Personal Pensions

Designed to provide you with an income whenever you stop working, personal pension plans are one of the most popular ways to save for retirement.

Generally used to supplement the basic state pension there are no limits placed on the amount you can set aside in a personal pension plan, and the added bonus is that you'll receive tax relief on any contributions up to your personal allowance.

It is even possible for others to pay money into a personal pension plan for you, which means that partners and family members can help you to save for retirement too.

How do personal pension plans work?

You'll usually take out a personal pension plan with a bank, building society or life insurance company into which you'll make regular contributions over the course of a number of years - generally these will be deducted from your wages at source.

Your chosen pension provider will then take your money and invest it in one or more funds with the aim of growing your pension pot.

You'll receive a yearly forecast which will tell you both how much your pension pot is currently worth and what you can expect to receive at retirement if you keep making contributions at the current rate.

However, the amount of money that you'll receive upon retirement is not predetermined. Instead it depends how much you pay in, how long you make contributions for and, most importantly, how the funds your money is invested in perform.

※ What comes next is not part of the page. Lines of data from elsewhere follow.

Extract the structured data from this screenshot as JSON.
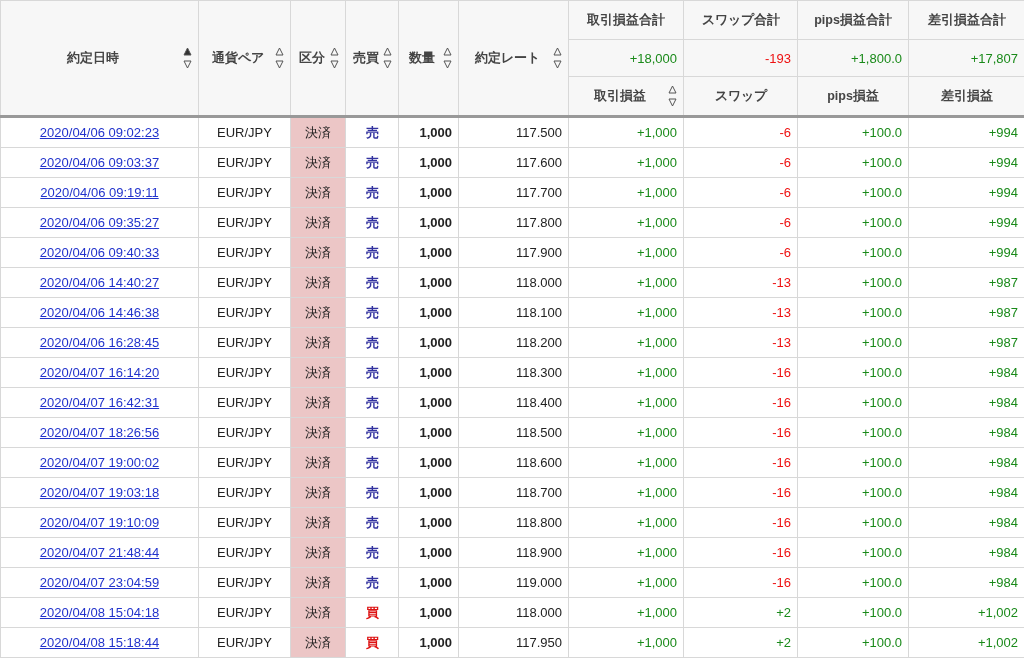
{
  "columns": [
    {
      "label": "約定日時",
      "sorted": true
    },
    {
      "label": "通貨ペア",
      "sorted": false
    },
    {
      "label": "区分",
      "sorted": false
    },
    {
      "label": "売買",
      "sorted": false
    },
    {
      "label": "数量",
      "sorted": false
    },
    {
      "label": "約定レート",
      "sorted": false
    }
  ],
  "totals": [
    {
      "label": "取引損益合計",
      "value": "+18,000",
      "negative": false
    },
    {
      "label": "スワップ合計",
      "value": "-193",
      "negative": true
    },
    {
      "label": "pips損益合計",
      "value": "+1,800.0",
      "negative": false
    },
    {
      "label": "差引損益合計",
      "value": "+17,807",
      "negative": false
    }
  ],
  "sub_columns": [
    {
      "label": "取引損益",
      "sortable": true,
      "sorted": false
    },
    {
      "label": "スワップ",
      "sortable": false
    },
    {
      "label": "pips損益",
      "sortable": false
    },
    {
      "label": "差引損益",
      "sortable": false
    }
  ],
  "rows": [
    {
      "date": "2020/04/06 09:02:23",
      "pair": "EUR/JPY",
      "type": "決済",
      "side": "売",
      "buy": false,
      "qty": "1,000",
      "rate": "117.500",
      "pnl": "+1,000",
      "swap": "-6",
      "swap_negative": true,
      "pips": "+100.0",
      "net": "+994"
    },
    {
      "date": "2020/04/06 09:03:37",
      "pair": "EUR/JPY",
      "type": "決済",
      "side": "売",
      "buy": false,
      "qty": "1,000",
      "rate": "117.600",
      "pnl": "+1,000",
      "swap": "-6",
      "swap_negative": true,
      "pips": "+100.0",
      "net": "+994"
    },
    {
      "date": "2020/04/06 09:19:11",
      "pair": "EUR/JPY",
      "type": "決済",
      "side": "売",
      "buy": false,
      "qty": "1,000",
      "rate": "117.700",
      "pnl": "+1,000",
      "swap": "-6",
      "swap_negative": true,
      "pips": "+100.0",
      "net": "+994"
    },
    {
      "date": "2020/04/06 09:35:27",
      "pair": "EUR/JPY",
      "type": "決済",
      "side": "売",
      "buy": false,
      "qty": "1,000",
      "rate": "117.800",
      "pnl": "+1,000",
      "swap": "-6",
      "swap_negative": true,
      "pips": "+100.0",
      "net": "+994"
    },
    {
      "date": "2020/04/06 09:40:33",
      "pair": "EUR/JPY",
      "type": "決済",
      "side": "売",
      "buy": false,
      "qty": "1,000",
      "rate": "117.900",
      "pnl": "+1,000",
      "swap": "-6",
      "swap_negative": true,
      "pips": "+100.0",
      "net": "+994"
    },
    {
      "date": "2020/04/06 14:40:27",
      "pair": "EUR/JPY",
      "type": "決済",
      "side": "売",
      "buy": false,
      "qty": "1,000",
      "rate": "118.000",
      "pnl": "+1,000",
      "swap": "-13",
      "swap_negative": true,
      "pips": "+100.0",
      "net": "+987"
    },
    {
      "date": "2020/04/06 14:46:38",
      "pair": "EUR/JPY",
      "type": "決済",
      "side": "売",
      "buy": false,
      "qty": "1,000",
      "rate": "118.100",
      "pnl": "+1,000",
      "swap": "-13",
      "swap_negative": true,
      "pips": "+100.0",
      "net": "+987"
    },
    {
      "date": "2020/04/06 16:28:45",
      "pair": "EUR/JPY",
      "type": "決済",
      "side": "売",
      "buy": false,
      "qty": "1,000",
      "rate": "118.200",
      "pnl": "+1,000",
      "swap": "-13",
      "swap_negative": true,
      "pips": "+100.0",
      "net": "+987"
    },
    {
      "date": "2020/04/07 16:14:20",
      "pair": "EUR/JPY",
      "type": "決済",
      "side": "売",
      "buy": false,
      "qty": "1,000",
      "rate": "118.300",
      "pnl": "+1,000",
      "swap": "-16",
      "swap_negative": true,
      "pips": "+100.0",
      "net": "+984"
    },
    {
      "date": "2020/04/07 16:42:31",
      "pair": "EUR/JPY",
      "type": "決済",
      "side": "売",
      "buy": false,
      "qty": "1,000",
      "rate": "118.400",
      "pnl": "+1,000",
      "swap": "-16",
      "swap_negative": true,
      "pips": "+100.0",
      "net": "+984"
    },
    {
      "date": "2020/04/07 18:26:56",
      "pair": "EUR/JPY",
      "type": "決済",
      "side": "売",
      "buy": false,
      "qty": "1,000",
      "rate": "118.500",
      "pnl": "+1,000",
      "swap": "-16",
      "swap_negative": true,
      "pips": "+100.0",
      "net": "+984"
    },
    {
      "date": "2020/04/07 19:00:02",
      "pair": "EUR/JPY",
      "type": "決済",
      "side": "売",
      "buy": false,
      "qty": "1,000",
      "rate": "118.600",
      "pnl": "+1,000",
      "swap": "-16",
      "swap_negative": true,
      "pips": "+100.0",
      "net": "+984"
    },
    {
      "date": "2020/04/07 19:03:18",
      "pair": "EUR/JPY",
      "type": "決済",
      "side": "売",
      "buy": false,
      "qty": "1,000",
      "rate": "118.700",
      "pnl": "+1,000",
      "swap": "-16",
      "swap_negative": true,
      "pips": "+100.0",
      "net": "+984"
    },
    {
      "date": "2020/04/07 19:10:09",
      "pair": "EUR/JPY",
      "type": "決済",
      "side": "売",
      "buy": false,
      "qty": "1,000",
      "rate": "118.800",
      "pnl": "+1,000",
      "swap": "-16",
      "swap_negative": true,
      "pips": "+100.0",
      "net": "+984"
    },
    {
      "date": "2020/04/07 21:48:44",
      "pair": "EUR/JPY",
      "type": "決済",
      "side": "売",
      "buy": false,
      "qty": "1,000",
      "rate": "118.900",
      "pnl": "+1,000",
      "swap": "-16",
      "swap_negative": true,
      "pips": "+100.0",
      "net": "+984"
    },
    {
      "date": "2020/04/07 23:04:59",
      "pair": "EUR/JPY",
      "type": "決済",
      "side": "売",
      "buy": false,
      "qty": "1,000",
      "rate": "119.000",
      "pnl": "+1,000",
      "swap": "-16",
      "swap_negative": true,
      "pips": "+100.0",
      "net": "+984"
    },
    {
      "date": "2020/04/08 15:04:18",
      "pair": "EUR/JPY",
      "type": "決済",
      "side": "買",
      "buy": true,
      "qty": "1,000",
      "rate": "118.000",
      "pnl": "+1,000",
      "swap": "+2",
      "swap_negative": false,
      "pips": "+100.0",
      "net": "+1,002"
    },
    {
      "date": "2020/04/08 15:18:44",
      "pair": "EUR/JPY",
      "type": "決済",
      "side": "買",
      "buy": true,
      "qty": "1,000",
      "rate": "117.950",
      "pnl": "+1,000",
      "swap": "+2",
      "swap_negative": false,
      "pips": "+100.0",
      "net": "+1,002"
    }
  ]
}
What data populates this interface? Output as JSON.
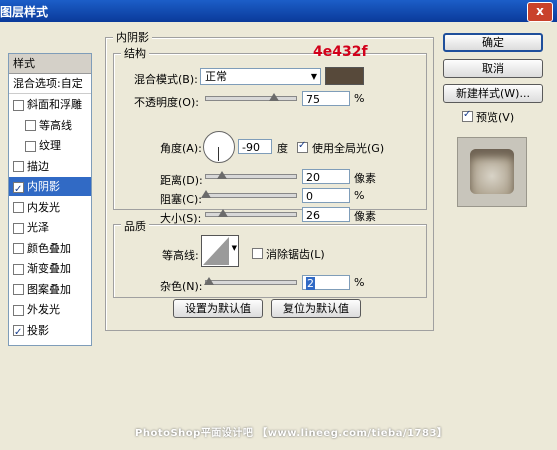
{
  "window": {
    "title": "图层样式",
    "close_label": "x"
  },
  "style_list": {
    "header": "样式",
    "blend_options": "混合选项:自定",
    "items": [
      {
        "label": "斜面和浮雕",
        "checked": false,
        "indent": false
      },
      {
        "label": "等高线",
        "checked": false,
        "indent": true
      },
      {
        "label": "纹理",
        "checked": false,
        "indent": true
      },
      {
        "label": "描边",
        "checked": false,
        "indent": false
      },
      {
        "label": "内阴影",
        "checked": true,
        "indent": false,
        "selected": true
      },
      {
        "label": "内发光",
        "checked": false,
        "indent": false
      },
      {
        "label": "光泽",
        "checked": false,
        "indent": false
      },
      {
        "label": "颜色叠加",
        "checked": false,
        "indent": false
      },
      {
        "label": "渐变叠加",
        "checked": false,
        "indent": false
      },
      {
        "label": "图案叠加",
        "checked": false,
        "indent": false
      },
      {
        "label": "外发光",
        "checked": false,
        "indent": false
      },
      {
        "label": "投影",
        "checked": true,
        "indent": false
      }
    ]
  },
  "inner_shadow": {
    "section_title": "内阴影",
    "structure_title": "结构",
    "color_annotation": "4e432f",
    "shadow_color": "#57493a",
    "blend_mode_label": "混合模式(B):",
    "blend_mode_value": "正常",
    "opacity_label": "不透明度(O):",
    "opacity_value": "75",
    "percent": "%",
    "angle_label": "角度(A):",
    "angle_value": "-90",
    "degree": "度",
    "global_light_label": "使用全局光(G)",
    "distance_label": "距离(D):",
    "distance_value": "20",
    "choke_label": "阻塞(C):",
    "choke_value": "0",
    "size_label": "大小(S):",
    "size_value": "26",
    "pixels": "像素",
    "quality_title": "品质",
    "contour_label": "等高线:",
    "antialias_label": "消除锯齿(L)",
    "noise_label": "杂色(N):",
    "noise_value": "2",
    "make_default": "设置为默认值",
    "reset_default": "复位为默认值"
  },
  "buttons": {
    "ok": "确定",
    "cancel": "取消",
    "new_style": "新建样式(W)...",
    "preview_label": "预览(V)"
  },
  "watermark": "PhotoShop平面设计吧 【www.lineeg.com/tieba/1783】"
}
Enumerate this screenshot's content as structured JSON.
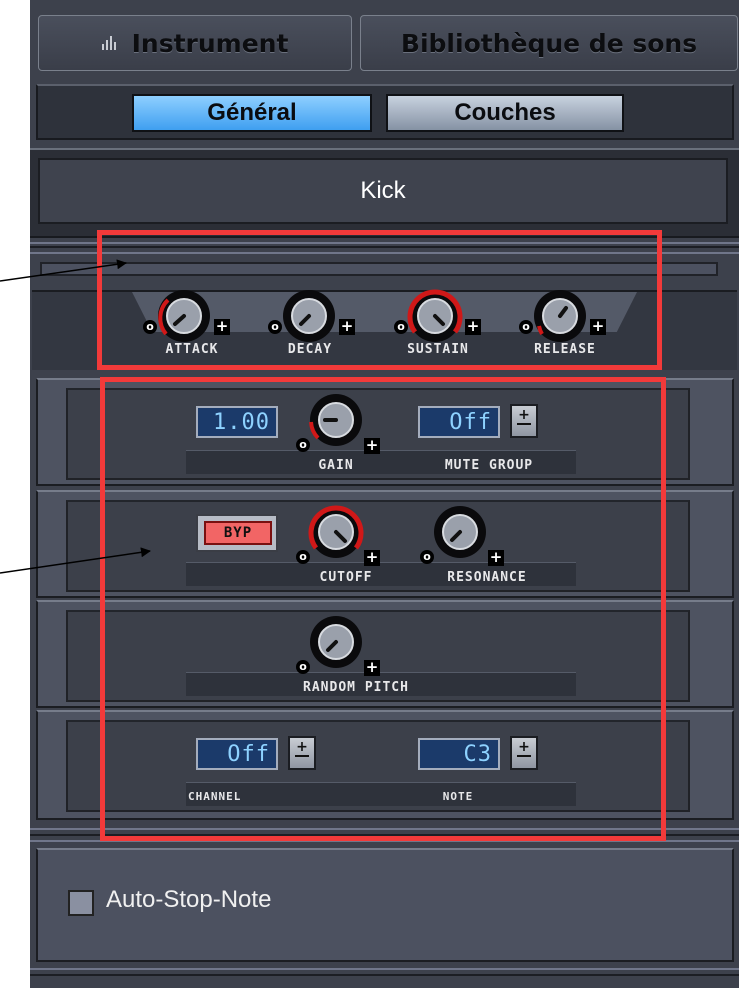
{
  "header": {
    "tabs": [
      {
        "label": "Instrument",
        "icon": "bars-icon"
      },
      {
        "label": "Bibliothèque de sons"
      }
    ]
  },
  "subtabs": [
    {
      "label": "Général",
      "active": true
    },
    {
      "label": "Couches",
      "active": false
    }
  ],
  "instrument_name": "Kick",
  "adsr": {
    "knobs": [
      {
        "label": "ATTACK",
        "min": "o",
        "max": "+"
      },
      {
        "label": "DECAY",
        "min": "o",
        "max": "+"
      },
      {
        "label": "SUSTAIN",
        "min": "o",
        "max": "+"
      },
      {
        "label": "RELEASE",
        "min": "o",
        "max": "+"
      }
    ]
  },
  "rows": {
    "gain": {
      "value": "1.00",
      "knob_label": "GAIN",
      "min": "o",
      "max": "+"
    },
    "mute_group": {
      "value": "Off",
      "label": "MUTE GROUP"
    },
    "filter": {
      "bypass_label": "BYP",
      "cutoff_label": "CUTOFF",
      "resonance_label": "RESONANCE",
      "min": "o",
      "max": "+"
    },
    "random_pitch": {
      "label": "RANDOM PITCH",
      "min": "o",
      "max": "+"
    },
    "midi": {
      "channel_value": "Off",
      "channel_label": "CHANNEL",
      "note_value": "C3",
      "note_label": "NOTE"
    }
  },
  "stepper": {
    "plus": "+"
  },
  "auto_stop_note": {
    "label": "Auto-Stop-Note",
    "checked": false
  },
  "colors": {
    "panel_bg": "#3d414c",
    "active_tab": "#5eb4ff",
    "lcd_bg": "#1b3a6a",
    "lcd_text": "#8ed2ff",
    "knob_ring_red": "#d01818",
    "highlight_red": "#f23a3a"
  }
}
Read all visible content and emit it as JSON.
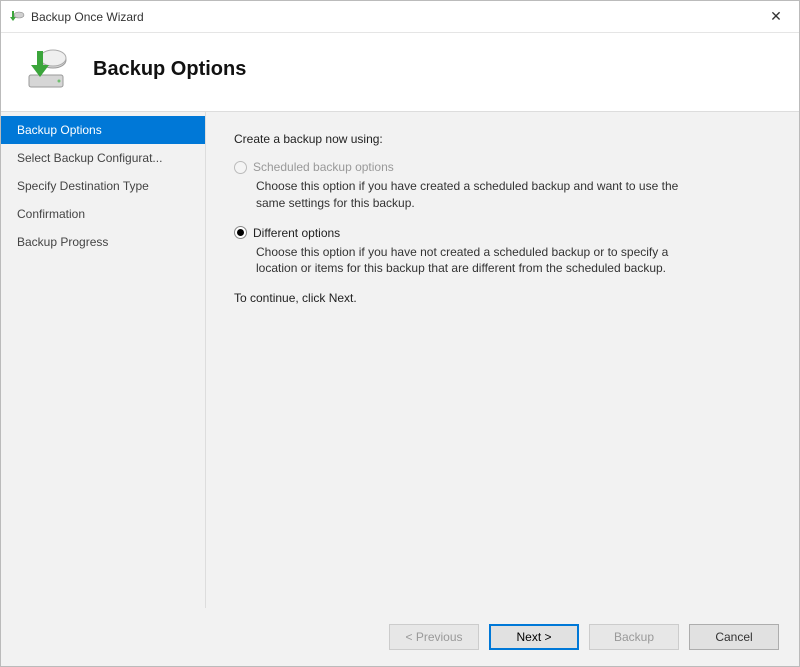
{
  "window": {
    "title": "Backup Once Wizard"
  },
  "header": {
    "heading": "Backup Options"
  },
  "sidebar": {
    "steps": [
      {
        "label": "Backup Options",
        "active": true
      },
      {
        "label": "Select Backup Configurat...",
        "active": false
      },
      {
        "label": "Specify Destination Type",
        "active": false
      },
      {
        "label": "Confirmation",
        "active": false
      },
      {
        "label": "Backup Progress",
        "active": false
      }
    ]
  },
  "main": {
    "prompt": "Create a backup now using:",
    "options": [
      {
        "id": "scheduled",
        "label": "Scheduled backup options",
        "description": "Choose this option if you have created a scheduled backup and want to use the same settings for this backup.",
        "selected": false,
        "enabled": false
      },
      {
        "id": "different",
        "label": "Different options",
        "description": "Choose this option if you have not created a scheduled backup or to specify a location or items for this backup that are different from the scheduled backup.",
        "selected": true,
        "enabled": true
      }
    ],
    "continue_text": "To continue, click Next."
  },
  "footer": {
    "buttons": {
      "previous": {
        "label": "< Previous",
        "enabled": false
      },
      "next": {
        "label": "Next >",
        "enabled": true,
        "primary": true
      },
      "backup": {
        "label": "Backup",
        "enabled": false
      },
      "cancel": {
        "label": "Cancel",
        "enabled": true
      }
    }
  }
}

Most plans are also subject to charges from the pension provider - you will usually be charged a percentage fee for both setting up and running your pension plan. These fees are normally deducted directly from your pension pot so are worth considering when you're investigating your options.

Another factor that determines how much you receive when you retire is the annuity rate.

An annuity is usually bought from an insurance company with the savings in your pension pot. The annuity rate is basically a factor that is used to convert your pension pot into a guaranteed income which is payable for the remainder of your life.

Tax relief on your personal pension plan

Because of the tax benefits that apply, private pension plans are generally considered to be one of the most economical ways to save for retirement.

As well as the fund being free from both income and capital gains tax you can receive tax relief on contributions of up to 100% of your earnings each year - providing this is less than the annual pension contribution allowance.

This means that if you pay the basic 20% rate of tax, you'll receive an extra £20 for every £80 that you contribute to your private pension plan. This also applies to higher rate tax payers although the elevated relief will only apply to the amount of income that is subject to tax at the 40% or 50% rate.

The tax benefits continue up until you retire, when up to 25% of the total value of your pension pot can taken as a tax free lump sum - providing this equates to less than the lifetime contributions allowance.

If your total pension is less than £18,000 then you are entitled to take whole amount as lump sum, again with up to 25% tax free.

When can you get the money?

Once you have paid money into your private pension plan it has to stay there until you retire. The earliest you can draw on your pension is 55. However, most people tend to wait until they are 60 or 65 before retiring. Should you wish you can even put off taking your pension until even later.

Tempting as it is, you should remember that taking retirement early means that your pension pot will have less time to mature and, by the same token, will have to last you much longer.